How to bankroll your home reno

But unlike reality shows with pads that go from glum to glam in under an hour, you’ll need more than design inspiration and good editing. You’ll need time to create a financial plan so that you – and your upgraded home – can be financially awesome.

First up: cost estimates

Homeowners have a slew of options available when it comes to financing renovation projects. Before navigating through them, figure out what you want to accomplish and how much it will cost. The financing you choose will depend, in large part, on the scope of the work at hand.

Develop an initial estimate of project costs, including materials and labor. Doing the work yourself can save considerable sums, but know that in some cases, you’ll need to call in the experts (think electrical or plumbing work). If you do decide to hire someone to do some or all of the work, make sure to do your research and find a reputable contractor. And don’t neglect adding a cushion to absorb unexpected costs.

Financing for the short-term

Some financing options are better suited to smaller projects that don’t require significant amounts of money. Something like a powder room refresh with few materials may even be paid for with cash, avoiding interest charges completely. You’ll just need to plan for it and create a savings fund dedicated to the project.
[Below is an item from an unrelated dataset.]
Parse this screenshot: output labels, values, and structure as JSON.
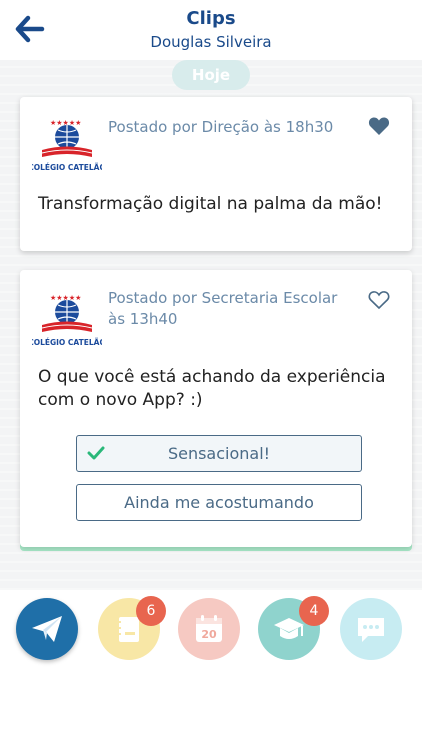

Credit cards may provide another financing option, if you have strong credit and can score an introductory offer with no interest for six months to a year. Using the card solely for the home reno project can help track costs, and if you’re confident about repaying the card within the introductory period, or close to it, interest charges could be minimal.

Projects with higher costs, like a kitchen makeover, may need more time for repayment, and a personal loan with a five- to seven-year term could be a good fit. A strong credit history will garner the best rates, but they may be higher than what’s available through home equity financing. However, if you’re just starting out and have little equity built up, home equity financing could be hard to come by.

Financing with a longer view

Home equity lines of credit (HELOC) have become popular financing tools in recent years. Lenders allow homeowners to leverage some of the equity in their home for a set period. Homeowners draw out funds as needed and make interest, and perhaps some principal, payments. Once the draw period closes, the money is repaid in installments, including interest.

Some points to consider: HELOC interest rates are variable and tied to the prime rate, so payments can fluctuate. Additionally, some lenders may require a draw at closing. If so, you could be on the hook for interest payments before your project starts.

For a greater certainty in loan payments, a cash-out refinance allows homeowners to refinance their mortgages, adding a sum to cover the cost of renovations on top of their unpaid principal. The loan – for your home and the reno – will be repaid based on the new terms, so you could find yourself paying off a big project over 20 or 30 years.

With a cash-out refinance, qualified applicants generally may borrow up to 80 percent of the home’s current market value. While monthly principal and interest payments would likely increase, the interest rates tend to be lower than on a HELOC.

A home equity loan (also called a second mortgage) provides weekend warriors with a lump sum of cash to spend as needed. It has some distinct advantages over a cash-out refinance. First, it leaves the original mortgage agreement intact, which is particularly important if you secured lower than current rates. Additionally, it comes with a fixed rate, eliminating uncertainty around the direction of interest rates.

Compare reputable lenders

Before swinging the sledgehammer, take the time to do some homework and talk to several reputable lenders to find the best fit for your project. With a solid financing plan squared away, you’ll be able to enjoy your home improvements much more.